The abolition of gift duty in relation to trusts has generally been well received. Now that the new legislation is in place, trust experts are discussing the key factors to consider when acting on abolition of gift duty, and what individuals need to understand about how the abolition applies to their own circumstances and objectives before freely gifting assets to a trust.
Gift duty, which was abolished on 1 October, formerly applied when a person made gifts totalling more than $27,000 in a 12-month period. Now, gifting may be done freely.
Richard Broad, head of legal in personal client services at Guardian Trust, says, “The reaction to news of gift duty abolition has been that it’s a good thing – in most people’s minds, less tax can’t be bad. Other advantages are that there can be a lot less paper to deal with, because there’s no need when setting up a trust to transfer assets and set up a gifting programme that can last for many years. For instance, you can immediately gift the family home to the trust, with a lot less paperwork required.”
He says it’s important to note that while gift duty has been wiped, many of the other legal safeguards that previously applied to disposing of assets remain in place.

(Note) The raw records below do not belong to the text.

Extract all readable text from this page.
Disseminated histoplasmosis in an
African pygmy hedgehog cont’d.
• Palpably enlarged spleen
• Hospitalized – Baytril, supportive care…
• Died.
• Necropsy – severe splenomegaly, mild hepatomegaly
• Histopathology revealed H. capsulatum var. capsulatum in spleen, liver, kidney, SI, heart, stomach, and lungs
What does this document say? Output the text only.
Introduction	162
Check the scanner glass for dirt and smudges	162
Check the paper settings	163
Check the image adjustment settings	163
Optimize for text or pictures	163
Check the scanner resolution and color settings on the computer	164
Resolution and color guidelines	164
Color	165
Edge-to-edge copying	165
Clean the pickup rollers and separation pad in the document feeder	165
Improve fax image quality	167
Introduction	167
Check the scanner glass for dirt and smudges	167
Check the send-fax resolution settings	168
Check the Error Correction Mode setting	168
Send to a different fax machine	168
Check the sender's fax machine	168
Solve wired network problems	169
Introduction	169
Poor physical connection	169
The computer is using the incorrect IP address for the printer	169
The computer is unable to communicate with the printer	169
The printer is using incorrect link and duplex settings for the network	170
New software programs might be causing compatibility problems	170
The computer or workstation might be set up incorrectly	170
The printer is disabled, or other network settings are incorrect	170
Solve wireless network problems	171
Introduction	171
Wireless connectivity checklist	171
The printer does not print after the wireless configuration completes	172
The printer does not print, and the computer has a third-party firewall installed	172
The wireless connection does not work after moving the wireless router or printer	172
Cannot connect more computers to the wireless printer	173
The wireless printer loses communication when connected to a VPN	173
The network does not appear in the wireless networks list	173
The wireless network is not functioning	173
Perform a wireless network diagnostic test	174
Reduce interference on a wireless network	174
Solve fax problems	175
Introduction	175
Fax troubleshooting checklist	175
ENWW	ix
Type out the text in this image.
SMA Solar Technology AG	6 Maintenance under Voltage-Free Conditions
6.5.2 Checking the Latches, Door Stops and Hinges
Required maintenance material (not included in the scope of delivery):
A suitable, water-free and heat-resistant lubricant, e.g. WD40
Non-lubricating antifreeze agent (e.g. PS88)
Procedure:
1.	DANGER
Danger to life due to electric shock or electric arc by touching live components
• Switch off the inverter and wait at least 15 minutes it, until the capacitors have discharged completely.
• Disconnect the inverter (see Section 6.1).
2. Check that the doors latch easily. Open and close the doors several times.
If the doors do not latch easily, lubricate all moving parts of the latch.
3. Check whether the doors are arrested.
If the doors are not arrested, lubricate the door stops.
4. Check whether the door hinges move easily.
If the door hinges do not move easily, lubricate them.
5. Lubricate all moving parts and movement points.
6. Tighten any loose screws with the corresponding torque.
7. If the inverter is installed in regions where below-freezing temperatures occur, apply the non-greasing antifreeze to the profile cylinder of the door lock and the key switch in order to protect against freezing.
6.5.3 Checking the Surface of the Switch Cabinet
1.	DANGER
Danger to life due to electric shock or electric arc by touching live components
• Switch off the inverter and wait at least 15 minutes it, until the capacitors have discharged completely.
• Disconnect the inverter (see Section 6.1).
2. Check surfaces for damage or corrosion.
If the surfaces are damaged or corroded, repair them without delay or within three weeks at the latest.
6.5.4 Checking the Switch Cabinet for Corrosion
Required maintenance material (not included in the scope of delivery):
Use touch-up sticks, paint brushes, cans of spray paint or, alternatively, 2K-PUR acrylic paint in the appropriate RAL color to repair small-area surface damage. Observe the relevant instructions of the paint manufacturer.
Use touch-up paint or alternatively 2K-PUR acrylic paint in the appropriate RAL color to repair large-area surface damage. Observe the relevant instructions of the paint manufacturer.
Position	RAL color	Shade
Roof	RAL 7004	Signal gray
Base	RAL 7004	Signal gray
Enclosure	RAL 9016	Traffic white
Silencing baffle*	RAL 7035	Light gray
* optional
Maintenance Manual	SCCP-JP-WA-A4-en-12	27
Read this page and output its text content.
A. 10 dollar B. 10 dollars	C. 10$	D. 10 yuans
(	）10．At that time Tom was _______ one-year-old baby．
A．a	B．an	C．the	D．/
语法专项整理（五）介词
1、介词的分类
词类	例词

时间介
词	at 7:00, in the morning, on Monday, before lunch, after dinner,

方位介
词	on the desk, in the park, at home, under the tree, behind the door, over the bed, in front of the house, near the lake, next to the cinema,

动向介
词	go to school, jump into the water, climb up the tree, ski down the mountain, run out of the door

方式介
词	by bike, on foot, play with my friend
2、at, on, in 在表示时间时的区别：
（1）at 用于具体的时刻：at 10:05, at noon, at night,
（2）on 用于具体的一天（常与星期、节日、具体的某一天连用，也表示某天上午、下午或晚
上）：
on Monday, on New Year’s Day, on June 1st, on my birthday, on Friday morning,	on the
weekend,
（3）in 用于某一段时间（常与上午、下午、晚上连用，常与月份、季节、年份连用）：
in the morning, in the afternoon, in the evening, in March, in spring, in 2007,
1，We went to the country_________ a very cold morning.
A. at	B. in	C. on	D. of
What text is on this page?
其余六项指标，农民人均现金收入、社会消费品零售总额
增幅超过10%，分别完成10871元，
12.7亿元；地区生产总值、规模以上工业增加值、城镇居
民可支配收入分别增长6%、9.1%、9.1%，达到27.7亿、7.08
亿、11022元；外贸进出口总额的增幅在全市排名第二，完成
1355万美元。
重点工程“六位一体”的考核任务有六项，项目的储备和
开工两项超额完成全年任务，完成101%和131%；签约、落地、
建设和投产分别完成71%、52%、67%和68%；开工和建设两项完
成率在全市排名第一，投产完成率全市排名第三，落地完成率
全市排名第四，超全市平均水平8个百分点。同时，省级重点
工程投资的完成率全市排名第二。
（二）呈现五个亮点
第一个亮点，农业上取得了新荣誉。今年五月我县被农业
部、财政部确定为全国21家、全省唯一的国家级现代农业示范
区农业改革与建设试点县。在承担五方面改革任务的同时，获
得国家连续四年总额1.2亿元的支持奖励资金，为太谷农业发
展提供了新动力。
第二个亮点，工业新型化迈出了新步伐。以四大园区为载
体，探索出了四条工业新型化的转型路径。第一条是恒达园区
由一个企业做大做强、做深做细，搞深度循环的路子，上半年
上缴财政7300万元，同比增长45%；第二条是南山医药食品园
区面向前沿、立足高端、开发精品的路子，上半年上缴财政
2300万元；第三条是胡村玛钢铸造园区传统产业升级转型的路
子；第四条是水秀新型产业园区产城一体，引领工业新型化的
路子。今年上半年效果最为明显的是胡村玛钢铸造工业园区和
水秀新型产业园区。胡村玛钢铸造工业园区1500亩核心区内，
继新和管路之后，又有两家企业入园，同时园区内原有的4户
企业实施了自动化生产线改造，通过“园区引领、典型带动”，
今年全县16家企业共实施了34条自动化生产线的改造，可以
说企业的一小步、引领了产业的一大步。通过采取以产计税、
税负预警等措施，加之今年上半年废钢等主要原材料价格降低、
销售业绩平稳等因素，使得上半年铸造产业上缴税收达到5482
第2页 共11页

“People need to know that even with abolition they should continue to take care when gifting,” Mr Broad says. “The safeguards are designed to prevent people giving assets away in an attempt to disadvantage others or unfairly advantage themselves. For example, in relation to creditor protection, there are clawback provisions associated with gifting that will protect those owed money if a person tries to give assets away to defeat creditors.”
Older people who may be considering going into a retirement home or other residential care might seek the government subsidy available for these purposes, and therefore should gift mindfully, Mr Broad says. “Many people want to ensure they are eligible for the subsidy, and the law is intended to prevent people deliberately minimising their assets to qualify for the subsidy they can get if they go into care.
“Abolition does not allow you to gift away assets to a trust or anyone else right before going into a home. If you gift more than permitted then go into care, you may be required to access those assets before qualifying for government support.”
Similarly, other allowances that are means-tested prevent those who have gifted away assets from applying for Working for Families or other social benefits.
Guardian Trust general manager of personal client services Philip Morgan Rees says, “Most importantly, people with trusts should seek advice in relation to their specific circumstances. Though abolition can be very advantageous there may be other factors to consider, and before acting people should be advised on how they might be affected.”
The Property (Relationships) Act has long been cited as a reason for the establishment of many trusts, and Mr Morgan Rees notes that people in de facto relationships will still need to take care with relationship property that is held in trust. “The Act allows for dispositions in certain circumstances, but if you gift away from a partner it can still be challenged in court – this hasn’t changed with abolition.”
Mr Broad says, “Gift duty abolition has implications for a range of financial areas, and can mean loss of effective financial control of a trust. We would simply say to people that the implications for their circumstances can be complex, and they should seek the advice of an independent trustee before acting in response to this law change.”